If Your Family Pushes ‘Your Buttons’
If you are spending time with extended family, it is highly likely that it will be tough. Autism is epigenetic. Maybe you have delved into ‘trait spotting’ along your bloodline. Or maybe you feel like you are treated as the only ‘black sheep’. There will inevitably be intergenerational trauma, even if nothing concretely ‘traumatic’ has occurred (though, very often there will be that, too). There will be many people who are undiagnosed autistic, struggling to know how to be a human in the world. Oftentimes, these are the people who are the least accepting of any outward sign or whiff of the ‘ism’. Do what you need to get through with the minimum amount of residue. Think it through beforehand and decide your parameters and boundaries, maybe have a distraction up your sleeve or an activity that everyone can focus on. Board games save lives.

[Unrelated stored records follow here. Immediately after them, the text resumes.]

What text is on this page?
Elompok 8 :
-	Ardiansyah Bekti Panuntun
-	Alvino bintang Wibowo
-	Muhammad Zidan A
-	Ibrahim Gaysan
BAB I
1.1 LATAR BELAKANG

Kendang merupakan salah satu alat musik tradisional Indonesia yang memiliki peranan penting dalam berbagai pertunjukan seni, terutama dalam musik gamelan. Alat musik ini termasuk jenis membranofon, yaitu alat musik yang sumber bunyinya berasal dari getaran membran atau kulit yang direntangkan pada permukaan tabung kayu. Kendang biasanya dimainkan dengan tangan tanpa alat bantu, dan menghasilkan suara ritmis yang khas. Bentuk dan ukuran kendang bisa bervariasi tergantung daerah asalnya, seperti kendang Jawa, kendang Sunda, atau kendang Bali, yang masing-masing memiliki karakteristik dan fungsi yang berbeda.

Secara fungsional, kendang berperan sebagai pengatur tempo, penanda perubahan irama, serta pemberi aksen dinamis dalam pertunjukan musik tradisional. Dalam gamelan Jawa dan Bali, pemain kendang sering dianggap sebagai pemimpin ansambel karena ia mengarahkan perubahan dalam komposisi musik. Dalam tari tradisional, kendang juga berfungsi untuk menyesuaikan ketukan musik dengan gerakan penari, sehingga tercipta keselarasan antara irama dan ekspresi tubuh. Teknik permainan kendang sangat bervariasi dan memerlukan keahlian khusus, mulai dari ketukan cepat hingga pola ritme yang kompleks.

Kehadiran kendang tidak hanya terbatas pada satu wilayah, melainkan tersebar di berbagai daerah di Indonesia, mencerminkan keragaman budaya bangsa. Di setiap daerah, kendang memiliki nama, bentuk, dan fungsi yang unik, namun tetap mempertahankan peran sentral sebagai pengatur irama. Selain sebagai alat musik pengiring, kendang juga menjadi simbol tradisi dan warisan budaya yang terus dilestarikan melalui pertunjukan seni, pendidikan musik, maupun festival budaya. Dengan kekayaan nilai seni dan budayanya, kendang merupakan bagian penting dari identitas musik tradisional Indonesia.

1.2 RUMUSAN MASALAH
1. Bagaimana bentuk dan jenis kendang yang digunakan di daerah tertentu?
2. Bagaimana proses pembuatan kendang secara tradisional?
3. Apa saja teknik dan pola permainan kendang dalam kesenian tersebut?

Remember those matches, use them wisely!
If you are a parent of autistic kids, they will be ramped up and need you to help them regulate. It is vital that you prioritise your own needs as much as you possibly can so that when you have to, you can also prioritise theirs. I find it helpful to conceptualise things in terms of conflicting needs (sensory or otherwise). Very often, different people’s neurodivergent needs are in direct conflict and what feels like an attack, or meanness, is rather just a clash of needs. This reframe can turn down the emotional heat and help keep everyone regulated, or able to return to feeling regulated more quickly.
Maybe you are not with family, maybe estranged or orphaned or far and it pains you to think of all the happy family units. Remember that for most of us, what looks like jolly togetherness is actually a brewing migraine.
Conclusion
As the festive season approaches, preparing for Christmas as an autistic individual introduces unique challenges, from the upheaval of routines to heightened sensory experiences. Acknowledging the complexities is the first step toward easing the strain. Navigating the demands of social interactions, managing energy reserves wisely, and honouring sensory needs become crucial practices. Embracing the mantra of “less is more” and reframing negative narratives around autistic traits empower us autistic individuals to prioritise self-care. Setting clear boundaries in family dynamics and understanding conflicting neurodivergent needs can alleviate tension. Whether spending the holidays with loved ones or at a distance, going steady and practising self-compassion is essential, recognising that this season, too, shall pass.
Whatever the holiday season holds for you, go steady. Try to be extra kind and extra gentle with your gorgeous, complex selves and remember that this too shall pass!